La couronne d’épines posée, selon le dogme catholique, sur la tête de Jésus peu avant sa crucifixion et la tunique de Saint Louis ont été sauvées, et la majorité des œuvres d’art abritées au musée du Louvre.  

Une soixantaine de pompiers sont encore déployés sur le site et ont pour mission de «surveiller l’édifice, notamment au niveau des points chauds qui peuvent subsister au niveau des charpentes et de l’échafaudage», a expliqué le porte-parole des Pompiers de Paris. Il s’agit «d’être sûr que le feu ne reprenne pas» dans les endroits «où il a été le plus virulent».

L’enquête en cours privilégie «la piste accidentelle», selon le procureur de Paris, Rémy Heitz. Une trentaine de témoins - ouvriers du chantier et chargés de la sécurité de l’édifice - avaient été entendus mardi par la Brigade criminelle et une dizaine de nouvelles auditions ont eu lieu mercredi. Des enquêteurs ont en outre pu accéder à certains endroits du site et commencer leurs constatations.

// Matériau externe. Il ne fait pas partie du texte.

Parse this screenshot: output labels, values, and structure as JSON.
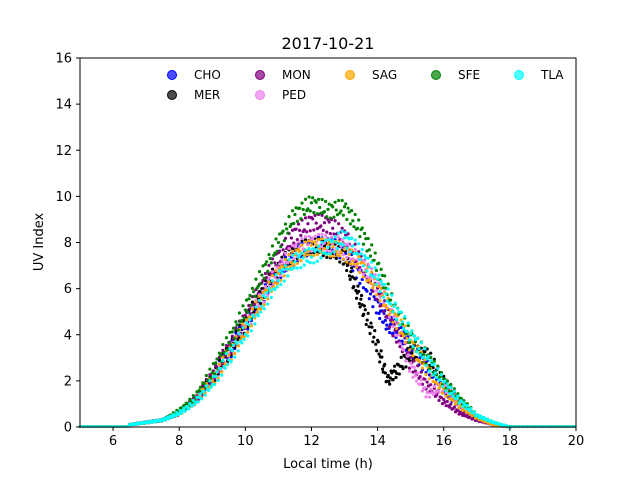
{
  "chart_data": {
    "type": "scatter",
    "title": "2017-10-21",
    "xlabel": "Local time (h)",
    "ylabel": "UV Index",
    "xlim": [
      5,
      20
    ],
    "ylim": [
      0,
      16
    ],
    "xticks": [
      6,
      8,
      10,
      12,
      14,
      16,
      18,
      20
    ],
    "yticks": [
      0,
      2,
      4,
      6,
      8,
      10,
      12,
      14,
      16
    ],
    "grid": false,
    "legend": {
      "placement": "top",
      "columns": 5
    },
    "series": [
      {
        "name": "CHO",
        "color": "#0000ff",
        "x": [
          6.5,
          7.0,
          7.5,
          8.0,
          8.5,
          9.0,
          9.5,
          10.0,
          10.5,
          11.0,
          11.5,
          12.0,
          12.5,
          13.0,
          13.5,
          14.0,
          14.3,
          14.6,
          15.0,
          15.5,
          16.0,
          16.5,
          17.0,
          17.5,
          18.0
        ],
        "y": [
          0.1,
          0.2,
          0.3,
          0.6,
          1.2,
          2.1,
          3.2,
          4.4,
          5.6,
          6.7,
          7.4,
          7.9,
          7.9,
          7.6,
          6.5,
          5.2,
          4.5,
          4.2,
          3.4,
          2.6,
          1.6,
          0.9,
          0.4,
          0.1,
          0.0
        ]
      },
      {
        "name": "MER",
        "color": "#000000",
        "x": [
          6.5,
          7.0,
          7.5,
          8.0,
          8.5,
          9.0,
          9.5,
          10.0,
          10.5,
          11.0,
          11.5,
          12.0,
          12.5,
          13.0,
          13.3,
          13.6,
          14.0,
          14.3,
          14.6,
          15.0,
          15.5,
          16.0,
          16.5,
          17.0,
          17.5,
          18.0
        ],
        "y": [
          0.1,
          0.2,
          0.3,
          0.6,
          1.2,
          2.1,
          3.3,
          4.5,
          5.8,
          6.9,
          7.6,
          7.9,
          7.7,
          7.4,
          6.2,
          5.0,
          3.5,
          2.0,
          2.5,
          3.2,
          3.1,
          2.0,
          1.0,
          0.4,
          0.1,
          0.0
        ]
      },
      {
        "name": "MON",
        "color": "#800080",
        "x": [
          6.5,
          7.0,
          7.5,
          8.0,
          8.5,
          9.0,
          9.5,
          10.0,
          10.5,
          11.0,
          11.5,
          12.0,
          12.5,
          13.0,
          13.5,
          14.0,
          14.5,
          15.0,
          15.5,
          16.0,
          16.5,
          17.0,
          17.5,
          18.0
        ],
        "y": [
          0.1,
          0.2,
          0.3,
          0.6,
          1.2,
          2.2,
          3.4,
          4.7,
          6.1,
          7.4,
          8.4,
          8.9,
          8.8,
          8.3,
          7.2,
          5.8,
          4.2,
          2.8,
          1.8,
          1.1,
          0.6,
          0.3,
          0.1,
          0.0
        ]
      },
      {
        "name": "PED",
        "color": "#ee82ee",
        "x": [
          6.5,
          7.0,
          7.5,
          8.0,
          8.5,
          9.0,
          9.5,
          10.0,
          10.5,
          11.0,
          11.5,
          12.0,
          12.5,
          13.0,
          13.5,
          14.0,
          14.5,
          15.0,
          15.5,
          16.0,
          16.5,
          17.0,
          17.5,
          18.0
        ],
        "y": [
          0.1,
          0.2,
          0.3,
          0.6,
          1.1,
          2.0,
          3.1,
          4.3,
          5.6,
          6.8,
          7.7,
          8.0,
          8.0,
          7.8,
          7.1,
          6.2,
          4.6,
          2.6,
          1.4,
          1.8,
          1.0,
          0.4,
          0.1,
          0.0
        ]
      },
      {
        "name": "SAG",
        "color": "#ffa500",
        "x": [
          6.5,
          7.0,
          7.5,
          8.0,
          8.5,
          9.0,
          9.5,
          10.0,
          10.5,
          11.0,
          11.5,
          12.0,
          12.5,
          13.0,
          13.5,
          14.0,
          14.5,
          15.0,
          15.5,
          16.0,
          16.5,
          17.0,
          17.5,
          18.0
        ],
        "y": [
          0.1,
          0.2,
          0.3,
          0.6,
          1.1,
          2.0,
          3.1,
          4.3,
          5.5,
          6.6,
          7.4,
          7.8,
          7.8,
          7.6,
          7.0,
          6.0,
          4.8,
          3.6,
          2.5,
          1.6,
          0.9,
          0.4,
          0.1,
          0.0
        ]
      },
      {
        "name": "SFE",
        "color": "#008000",
        "x": [
          6.5,
          7.0,
          7.5,
          8.0,
          8.5,
          9.0,
          9.5,
          10.0,
          10.5,
          11.0,
          11.5,
          12.0,
          12.5,
          13.0,
          13.5,
          14.0,
          14.5,
          15.0,
          15.5,
          16.0,
          16.5,
          17.0,
          17.5,
          18.0
        ],
        "y": [
          0.1,
          0.2,
          0.3,
          0.7,
          1.3,
          2.4,
          3.7,
          5.1,
          6.6,
          8.0,
          9.2,
          9.7,
          9.4,
          9.5,
          8.5,
          7.0,
          5.2,
          3.9,
          3.0,
          2.0,
          1.2,
          0.5,
          0.2,
          0.0
        ]
      },
      {
        "name": "TLA",
        "color": "#00ffff",
        "x": [
          6.5,
          7.0,
          7.5,
          8.0,
          8.5,
          9.0,
          9.5,
          10.0,
          10.5,
          11.0,
          11.5,
          12.0,
          12.5,
          13.0,
          13.5,
          14.0,
          14.5,
          15.0,
          15.5,
          16.0,
          16.5,
          17.0,
          17.5,
          18.0
        ],
        "y": [
          0.1,
          0.2,
          0.3,
          0.6,
          1.1,
          1.9,
          3.0,
          4.1,
          5.3,
          6.4,
          7.2,
          7.4,
          7.8,
          8.2,
          7.5,
          6.4,
          5.2,
          4.0,
          2.9,
          1.9,
          1.1,
          0.5,
          0.2,
          0.0
        ]
      }
    ]
  }
}
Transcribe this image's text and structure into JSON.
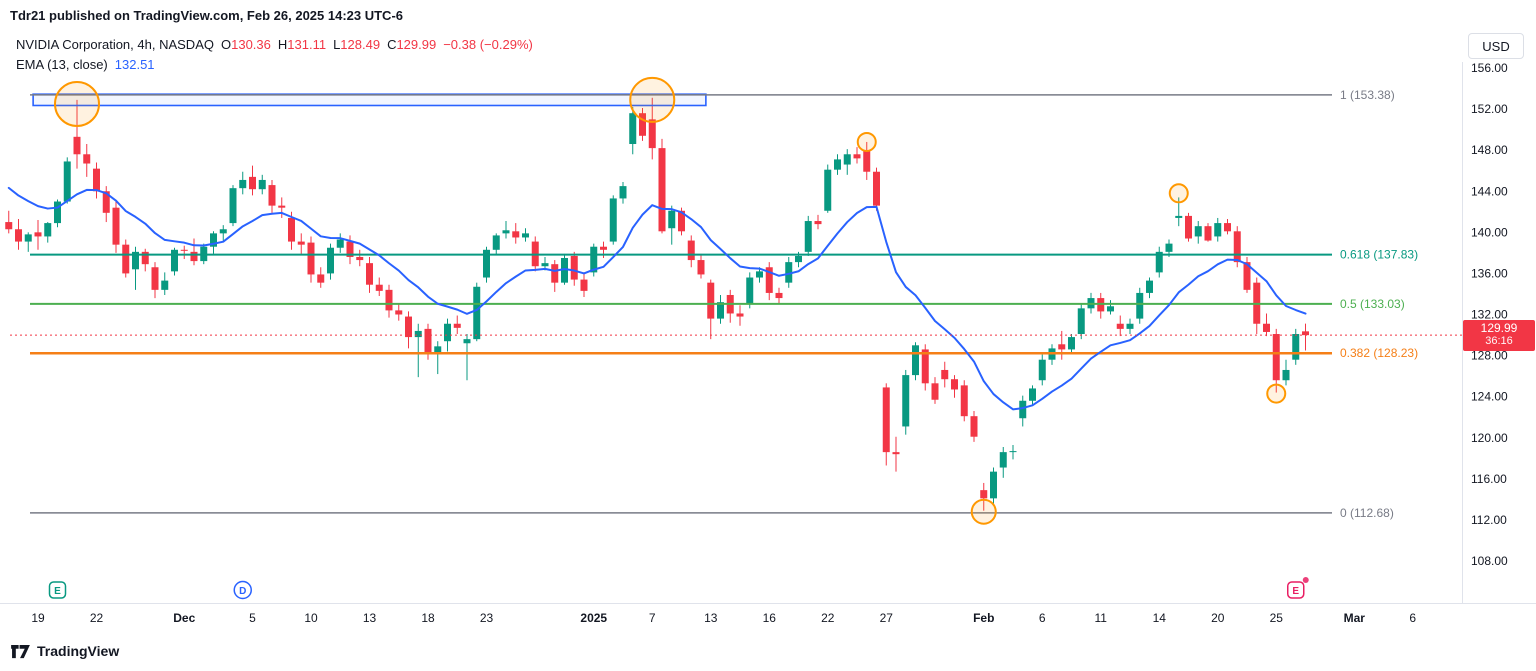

Tous les scénarios restent envisageables à ce stade : court-circuit, « point chaud » provoqué par une soudure au chalumeau, cigarette, etc, selon une source proche de l’enquête

Les visiteurs continuaient d’affluer en bord de Seine pour contempler le bâtiment meurtri et se recueillir, en cette Semaine sainte qui mène à Pâques, la fête de la résurrection.